Smart meters, an upgrade from the traditional analogue electric meters, have been heralded as a key step towards the elusive smart grid. They are designed to facilitate communication between end users and utility companies, to help individuals and communities save on electricity, to help utility companies cut operational costs, and to decrease the risk of costly and life-threatening blackouts during peak summer demands. They are typically considered a win-win-win for electric ratepayers, the utility company, and the environment.

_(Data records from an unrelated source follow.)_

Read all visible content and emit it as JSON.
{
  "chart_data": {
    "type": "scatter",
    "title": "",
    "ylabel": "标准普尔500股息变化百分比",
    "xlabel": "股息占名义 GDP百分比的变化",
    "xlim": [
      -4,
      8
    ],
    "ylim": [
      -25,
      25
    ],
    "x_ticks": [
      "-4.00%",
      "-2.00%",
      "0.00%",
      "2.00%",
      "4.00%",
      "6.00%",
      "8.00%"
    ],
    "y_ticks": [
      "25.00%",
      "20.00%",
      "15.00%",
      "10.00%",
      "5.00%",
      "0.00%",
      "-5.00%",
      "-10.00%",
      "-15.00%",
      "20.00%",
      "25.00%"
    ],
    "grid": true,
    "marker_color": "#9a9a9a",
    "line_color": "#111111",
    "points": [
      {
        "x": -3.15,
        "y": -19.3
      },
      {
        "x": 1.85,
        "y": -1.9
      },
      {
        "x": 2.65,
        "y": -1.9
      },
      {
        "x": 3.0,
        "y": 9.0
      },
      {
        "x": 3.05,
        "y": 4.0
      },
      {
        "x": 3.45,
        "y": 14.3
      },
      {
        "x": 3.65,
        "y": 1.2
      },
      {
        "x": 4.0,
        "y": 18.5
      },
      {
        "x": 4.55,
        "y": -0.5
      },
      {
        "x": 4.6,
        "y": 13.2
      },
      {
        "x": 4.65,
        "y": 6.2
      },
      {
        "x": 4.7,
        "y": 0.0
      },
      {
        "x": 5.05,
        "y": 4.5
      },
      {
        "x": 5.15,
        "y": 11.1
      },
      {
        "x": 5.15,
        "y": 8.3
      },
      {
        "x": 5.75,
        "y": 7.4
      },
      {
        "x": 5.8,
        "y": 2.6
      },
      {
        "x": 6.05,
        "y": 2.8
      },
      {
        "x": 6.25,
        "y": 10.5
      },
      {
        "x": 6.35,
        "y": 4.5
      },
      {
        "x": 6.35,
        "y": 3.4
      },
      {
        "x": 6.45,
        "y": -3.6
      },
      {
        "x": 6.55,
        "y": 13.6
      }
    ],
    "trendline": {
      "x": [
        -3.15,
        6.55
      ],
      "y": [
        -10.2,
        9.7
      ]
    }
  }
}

Yet many consumers fear privacy violations, health impacts, and other downsides to deploying this new technology. What will Doug decide? Today’s broadcast features the audio recording and editing work of “Mad Genius” Ed Waisanen, working with Gianna Petito. Gianna is a co-author on this case with Arman Golrokhian (in studio today!) and Geoffrey Burmeister, and the faculty advisor for the case is economist Michael Moore.

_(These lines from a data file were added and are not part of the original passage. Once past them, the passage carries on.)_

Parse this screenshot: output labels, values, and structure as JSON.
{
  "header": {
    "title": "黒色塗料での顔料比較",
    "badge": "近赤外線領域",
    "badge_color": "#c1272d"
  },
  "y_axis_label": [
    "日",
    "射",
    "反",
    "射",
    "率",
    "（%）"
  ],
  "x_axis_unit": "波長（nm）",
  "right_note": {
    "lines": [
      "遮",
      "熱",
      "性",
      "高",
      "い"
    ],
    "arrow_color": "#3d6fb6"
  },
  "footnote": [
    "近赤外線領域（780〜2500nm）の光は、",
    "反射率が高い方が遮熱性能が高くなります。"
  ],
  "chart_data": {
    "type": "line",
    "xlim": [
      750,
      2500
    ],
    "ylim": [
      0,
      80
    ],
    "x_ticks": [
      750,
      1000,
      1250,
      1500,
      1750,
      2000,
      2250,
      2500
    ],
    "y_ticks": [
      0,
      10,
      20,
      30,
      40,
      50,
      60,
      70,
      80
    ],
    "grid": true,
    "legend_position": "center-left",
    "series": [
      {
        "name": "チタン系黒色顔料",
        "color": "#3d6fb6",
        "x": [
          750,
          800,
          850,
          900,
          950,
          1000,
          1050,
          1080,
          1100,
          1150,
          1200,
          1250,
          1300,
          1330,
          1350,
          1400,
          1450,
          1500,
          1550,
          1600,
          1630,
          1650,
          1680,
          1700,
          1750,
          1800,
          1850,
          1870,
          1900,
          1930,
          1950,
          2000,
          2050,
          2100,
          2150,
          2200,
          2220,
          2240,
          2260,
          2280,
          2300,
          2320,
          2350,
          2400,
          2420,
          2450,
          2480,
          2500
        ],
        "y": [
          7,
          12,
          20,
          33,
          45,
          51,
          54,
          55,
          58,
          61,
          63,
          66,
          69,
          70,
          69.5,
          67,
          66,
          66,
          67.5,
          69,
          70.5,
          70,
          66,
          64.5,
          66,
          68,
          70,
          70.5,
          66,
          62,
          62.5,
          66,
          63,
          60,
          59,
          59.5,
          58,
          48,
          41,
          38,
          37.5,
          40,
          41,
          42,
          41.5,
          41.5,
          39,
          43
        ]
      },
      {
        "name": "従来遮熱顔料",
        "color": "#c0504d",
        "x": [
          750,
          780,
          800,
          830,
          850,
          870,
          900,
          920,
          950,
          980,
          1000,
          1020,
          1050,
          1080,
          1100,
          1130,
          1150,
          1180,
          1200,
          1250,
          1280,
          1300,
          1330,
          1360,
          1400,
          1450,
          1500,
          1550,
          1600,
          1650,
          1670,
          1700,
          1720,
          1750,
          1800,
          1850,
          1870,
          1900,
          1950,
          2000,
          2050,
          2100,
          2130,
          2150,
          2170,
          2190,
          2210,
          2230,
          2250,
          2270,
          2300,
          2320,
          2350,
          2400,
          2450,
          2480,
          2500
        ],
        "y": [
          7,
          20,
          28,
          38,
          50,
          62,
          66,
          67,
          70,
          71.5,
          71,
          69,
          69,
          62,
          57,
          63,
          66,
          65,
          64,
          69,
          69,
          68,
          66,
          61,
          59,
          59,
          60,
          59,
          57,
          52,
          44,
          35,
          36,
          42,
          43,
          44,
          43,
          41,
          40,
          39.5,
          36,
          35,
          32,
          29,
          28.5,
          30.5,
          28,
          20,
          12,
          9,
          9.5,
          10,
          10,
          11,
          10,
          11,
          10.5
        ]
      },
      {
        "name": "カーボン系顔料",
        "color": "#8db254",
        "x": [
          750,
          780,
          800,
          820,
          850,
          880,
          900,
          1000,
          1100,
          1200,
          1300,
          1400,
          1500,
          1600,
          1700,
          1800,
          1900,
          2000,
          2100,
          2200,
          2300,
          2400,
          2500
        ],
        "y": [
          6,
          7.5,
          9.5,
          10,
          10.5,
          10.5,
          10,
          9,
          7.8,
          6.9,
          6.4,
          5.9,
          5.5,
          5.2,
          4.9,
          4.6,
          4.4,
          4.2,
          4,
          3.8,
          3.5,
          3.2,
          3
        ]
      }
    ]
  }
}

Listen in with us for more than just great tracks from Nina Simone and Rod Lee about Baltimore, but also for Doug’s reflections on his decision making, as well as conversations with Paula Carmody of the People’s Council for Maryland, who represented the interests of ratepayers in that turning point for a town with a lot of governance challenges. A final subject, Kim Curry, is an attorney in the General Council office for BGE, and she emphasizes the need for the company to profitably provide electricity to ratepayers. Discover firsthand how each actor played roles and perceived Doug and his commission’s decision first to block the proposal, then to accept a modified version that took into account key ratepayer concerns.

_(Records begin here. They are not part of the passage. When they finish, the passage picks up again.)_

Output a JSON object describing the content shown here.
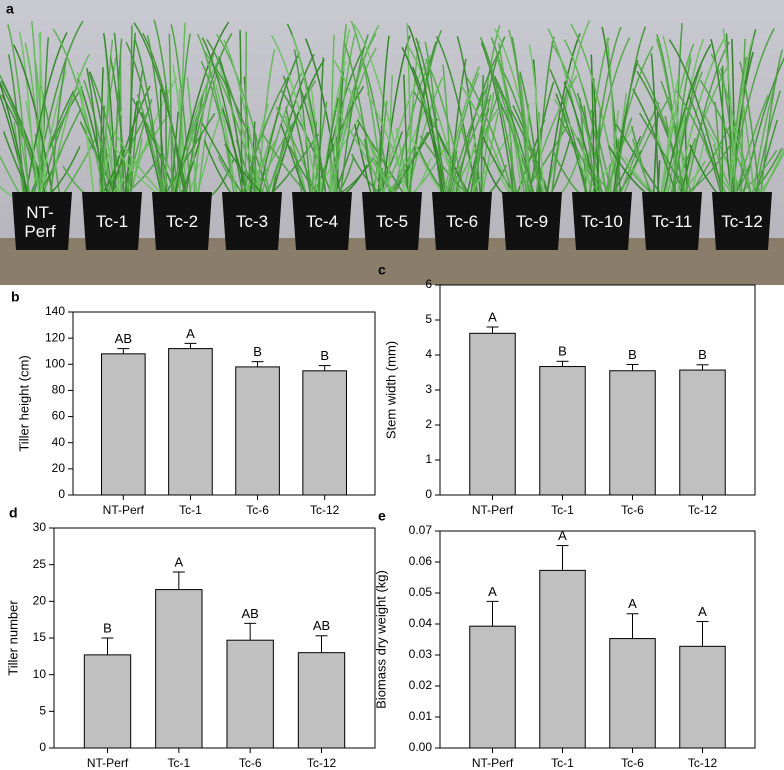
{
  "photo": {
    "panel": "a",
    "labels": [
      "NT-Perf",
      "Tc-1",
      "Tc-2",
      "Tc-3",
      "Tc-4",
      "Tc-5",
      "Tc-6",
      "Tc-9",
      "Tc-10",
      "Tc-11",
      "Tc-12"
    ]
  },
  "chart_data": [
    {
      "type": "bar",
      "panel": "b",
      "y_label": "Tiller height (cm)",
      "categories": [
        "NT-Perf",
        "Tc-1",
        "Tc-6",
        "Tc-12"
      ],
      "values": [
        108,
        112,
        98,
        95
      ],
      "errors": [
        4,
        4,
        4,
        4
      ],
      "annotations": [
        "AB",
        "A",
        "B",
        "B"
      ],
      "color": "#c0c0c0",
      "ylim": [
        0,
        140
      ],
      "yticks": [
        0,
        20,
        40,
        60,
        80,
        100,
        120,
        140
      ]
    },
    {
      "type": "bar",
      "panel": "c",
      "y_label": "Stem width (mm)",
      "categories": [
        "NT-Perf",
        "Tc-1",
        "Tc-6",
        "Tc-12"
      ],
      "values": [
        4.62,
        3.67,
        3.55,
        3.57
      ],
      "errors": [
        0.18,
        0.15,
        0.18,
        0.15
      ],
      "annotations": [
        "A",
        "B",
        "B",
        "B"
      ],
      "color": "#c0c0c0",
      "ylim": [
        0,
        6
      ],
      "yticks": [
        0,
        1,
        2,
        3,
        4,
        5,
        6
      ]
    },
    {
      "type": "bar",
      "panel": "d",
      "y_label": "Tiller number",
      "categories": [
        "NT-Perf",
        "Tc-1",
        "Tc-6",
        "Tc-12"
      ],
      "values": [
        12.7,
        21.6,
        14.7,
        13.0
      ],
      "errors": [
        2.3,
        2.4,
        2.3,
        2.3
      ],
      "annotations": [
        "B",
        "A",
        "AB",
        "AB"
      ],
      "color": "#c0c0c0",
      "ylim": [
        0,
        30
      ],
      "yticks": [
        0,
        5,
        10,
        15,
        20,
        25,
        30
      ]
    },
    {
      "type": "bar",
      "panel": "e",
      "y_label": "Biomass dry weight (kg)",
      "categories": [
        "NT-Perf",
        "Tc-1",
        "Tc-6",
        "Tc-12"
      ],
      "values": [
        0.0393,
        0.0573,
        0.0353,
        0.0328
      ],
      "errors": [
        0.008,
        0.008,
        0.008,
        0.008
      ],
      "annotations": [
        "A",
        "A",
        "A",
        "A"
      ],
      "color": "#c0c0c0",
      "ylim": [
        0,
        0.07
      ],
      "yticks": [
        {
          "value": 0,
          "label": "0.00"
        },
        0.01,
        0.02,
        0.03,
        0.04,
        0.05,
        0.06,
        0.07
      ]
    }
  ]
}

With this blogcast we are showcasing the audio component of this Michigan Sustainability Case, one in a series of new approaches to case based teaching and learning that use audio and visual imagery alongside text and engaged teaching techniques to expand the appeal and traction of sustainability science beyond traditional learning methods, and beyond classrooms into civic, commercial, and community contexts.
While this case narrative evokes the 2010 as the present, the podcast continues beyond this decision-point, allowing the actors involved to reflect on the events of the past in light of the present and vice versa, in effect updating the case, and inviting users to enter the learning platform as both learners and contributors to what is an updatable, dynamic case for forward learning on this topic.